Je suis super content de faire partie de cette nouvelle aventure. J’ai passé pas mal d’années dans des équipes étrangères et, là, pouvoir retrouver cette dynamique, surtout avec l’équipe que Bruno et Stéphane ont montée derrière Quentin, c’est un privilège.
Comment vois-tu le championnat SailGP ?
C’est juste incroyable ce que Larry et Russell ont réussi à monter en seulement cinq saisons. C’est là que l’on trouve le plus haut niveau de compétition imaginable, avec les athlètes, les épreuves, et aussi le bateau en lui-même, qui reste extrêmement technique. C’est vraiment ce qui se fait de mieux.
Quel sera ton rôle au sein de l’équipe ?
Bruno conserve le rôle de CEO, avec Stéphane. Mon rôle, tel qu’il est défini, est d’être le Team Leader de l’équipe, d’organiser le travail global. J’ai signé un contrat de deux ans. Je pense pouvoir apporter des solutions et faire des propositions. Ce que j’adorais faire quand j’étais coach d’équipe, c’était d’être dans la précision. On ajuste les carburateurs, mais on manque souvent de recul. Je vais essayer d’apporter cela à Philippe, mais aussi avec Lucas, notre data analyste, afin de nous focaliser sur ce qui est important sur chaque Grand Prix. On a des configurations différentes, des sites que l’on ne connaît pas toujours. Il y a des « bombes » jetées au milieu des parcours et, à chaque fois, il faut s’adapter.
Cette équipe a tout ce qu’il faut pour gagner. Les moyens sont là et c’était le bon moment pour moi de rejoindre cette équipe et, je l’espère, de faire la différence — en tout cas, d’apporter un petit plus. Je suis toujours très lié à Jimmy Spithill et j’avais la volonté de revenir un peu à mes racines. Ce qui m’a motivé, c’est la performance de l’équipe. Franchement, il y a un avion de chasse sous le capot. Maintenant, il faut faire en sorte d’être plus constant, comme l’a souligné Quentin. Il y a des pics énormes dans la saison. Quand l’équipe gagne en Allemagne, c’est un événement majeur et une victoire très importante sur le plan sportif. Mais à côté de ça, il y a aussi des bas. Ce que l’on va essayer de faire, c’est de conserver les hauts et de pousser un peu le curseur pour trouver des solutions lorsque ça va moins bien.
Pourquoi tout changer ?
Pour moi, une équipe, c’est une dynamique vivante. Il y a des interactions et des cycles. Refaire la même chose avec les mêmes personnes en espérant des résultats différents, c’est compliqué. Cela fait quatre ans que l’équipe fonctionne dans la même configuration et sa dynamique avait besoin d’un boost.

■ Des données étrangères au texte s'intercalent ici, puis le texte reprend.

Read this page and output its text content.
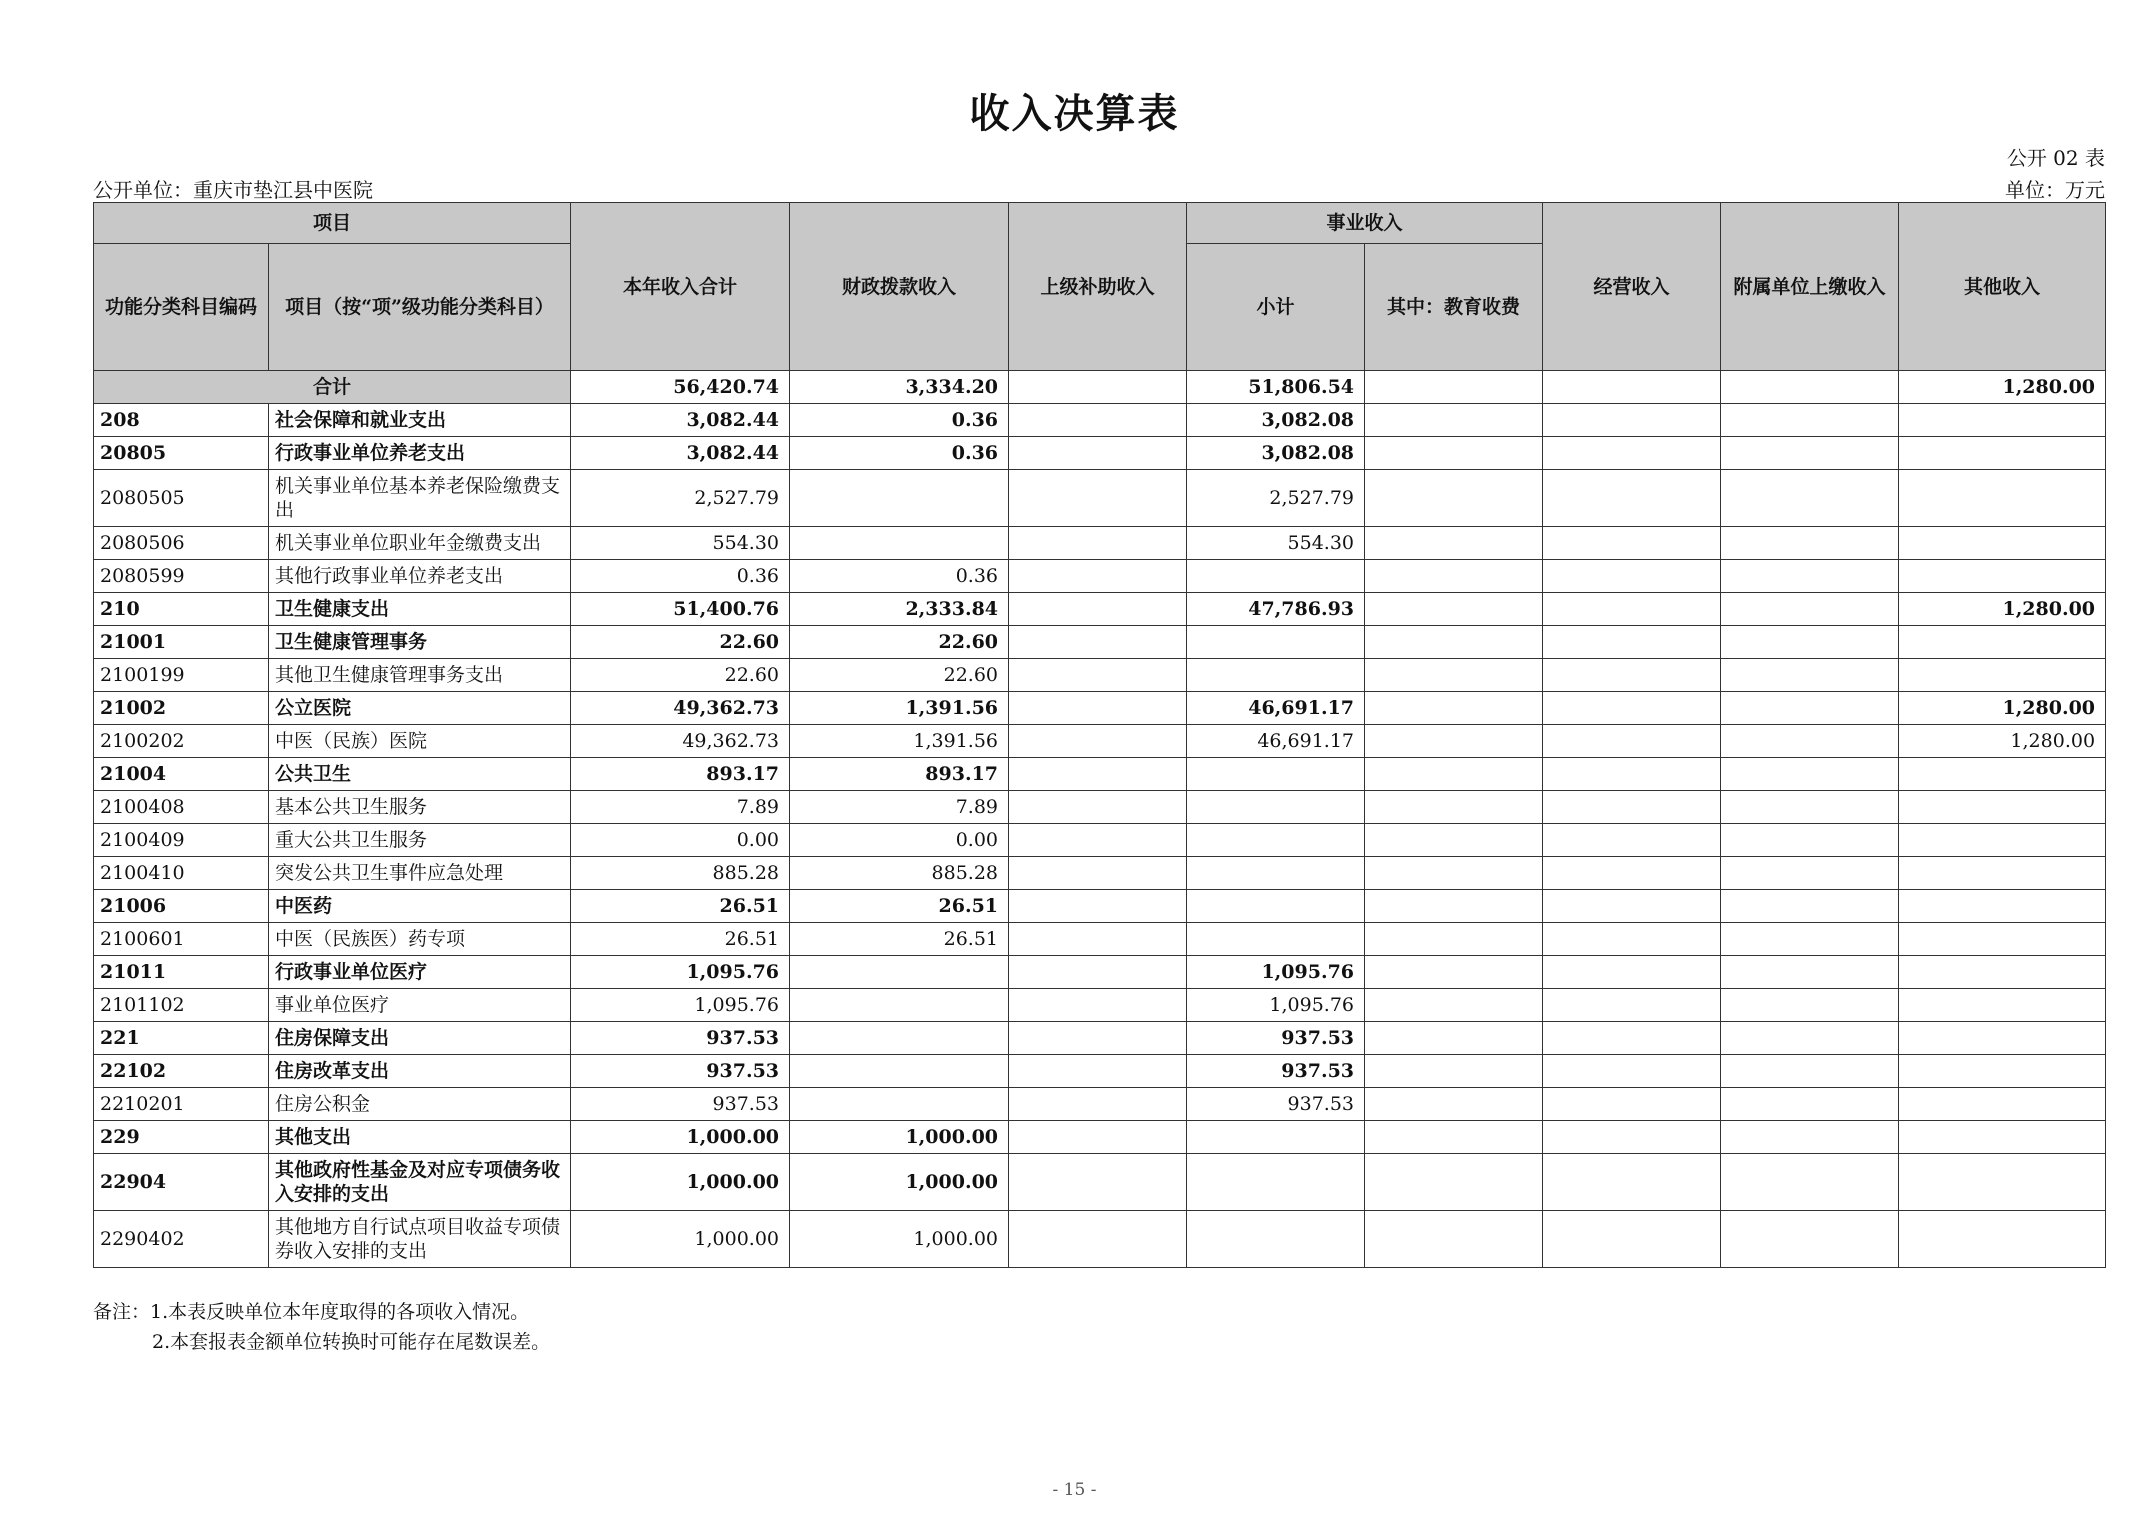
收入决算表
公开 02 表
公开单位：重庆市垫江县中医院	单位：万元
项目		本年收入合计	财政拨款收入	上级补助收入	事业收入		经营收入	附属单位上缴收入	其他收入
功能分类科目编码	项目（按“项”级功能分类科目）				小计	其中：教育收费			
合计		56,420.74	3,334.20		51,806.54				1,280.00
208	社会保障和就业支出	3,082.44	0.36		3,082.08				
20805	行政事业单位养老支出	3,082.44	0.36		3,082.08				
2080505	机关事业单位基本养老保险缴费支出	2,527.79			2,527.79				
2080506	机关事业单位职业年金缴费支出	554.30			554.30				
2080599	其他行政事业单位养老支出	0.36	0.36						
210	卫生健康支出	51,400.76	2,333.84		47,786.93				1,280.00
21001	卫生健康管理事务	22.60	22.60						
2100199	其他卫生健康管理事务支出	22.60	22.60						
21002	公立医院	49,362.73	1,391.56		46,691.17				1,280.00
2100202	中医（民族）医院	49,362.73	1,391.56		46,691.17				1,280.00
21004	公共卫生	893.17	893.17						
2100408	基本公共卫生服务	7.89	7.89						
2100409	重大公共卫生服务	0.00	0.00						
2100410	突发公共卫生事件应急处理	885.28	885.28						
21006	中医药	26.51	26.51						
2100601	中医（民族医）药专项	26.51	26.51						
21011	行政事业单位医疗	1,095.76			1,095.76				
2101102	事业单位医疗	1,095.76			1,095.76				
221	住房保障支出	937.53			937.53				
22102	住房改革支出	937.53			937.53				
2210201	住房公积金	937.53			937.53				
229	其他支出	1,000.00	1,000.00						
22904	其他政府性基金及对应专项债务收入安排的支出	1,000.00	1,000.00						
2290402	其他地方自行试点项目收益专项债券收入安排的支出	1,000.00	1,000.00						
备注：1.本表反映单位本年度取得的各项收入情况。
2.本套报表金额单位转换时可能存在尾数误差。
- 15 -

C’est la conclusion à laquelle nous sommes arrivés. Il fallait apporter du changement pour obtenir autre chose. On va peut-être repartir d’un peu plus bas, mais c’est pour monter plus haut.

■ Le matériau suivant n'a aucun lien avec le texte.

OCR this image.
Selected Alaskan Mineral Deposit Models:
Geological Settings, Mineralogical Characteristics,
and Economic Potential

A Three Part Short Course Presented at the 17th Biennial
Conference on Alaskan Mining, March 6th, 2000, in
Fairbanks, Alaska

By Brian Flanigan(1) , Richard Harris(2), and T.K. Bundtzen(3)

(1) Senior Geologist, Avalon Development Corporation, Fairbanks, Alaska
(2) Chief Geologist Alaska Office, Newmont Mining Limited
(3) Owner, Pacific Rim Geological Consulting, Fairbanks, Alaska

Leigh a une expérience énorme qui va apporter une autre perspective, une autre dimension à l’équipe. Bruno est dans les tuyaux depuis pas mal d’années. Il possède une expérience de dériveur de très haut niveau et navigue depuis longtemps sur des supports volants, que ce soit en ETF26 ou en GC32, notamment dans la sphère d’Erik Maris avec Zoulou. Il a une grosse expérience de régleur, avec un véritable profil de régleur-tacticien. On a pensé que c’était un bon pari. On n’a pas trop de doutes sur sa capacité d’adaptation. Il est très solide, très physique, et il a déjà navigué sur un F50 lors de la première saison de SailGP.
C’est toi qui vas parler à l’oreillette de Quentin, avec Philippe ?
Philippe conserve son rôle de coach et moi, j’apporte une vision un peu plus extérieure. Le coach dans le booth a un rôle de stratège : il est partie prenante de toutes les décisions et pleinement dans la dynamique. Il a une vision très géométrique. J’ai été le premier à mettre en place ce système avec le SailGP. J’ai effectué tous les tests et j’en connais aussi les limites, lorsque l’on est vraiment drivé par une géométrie pure.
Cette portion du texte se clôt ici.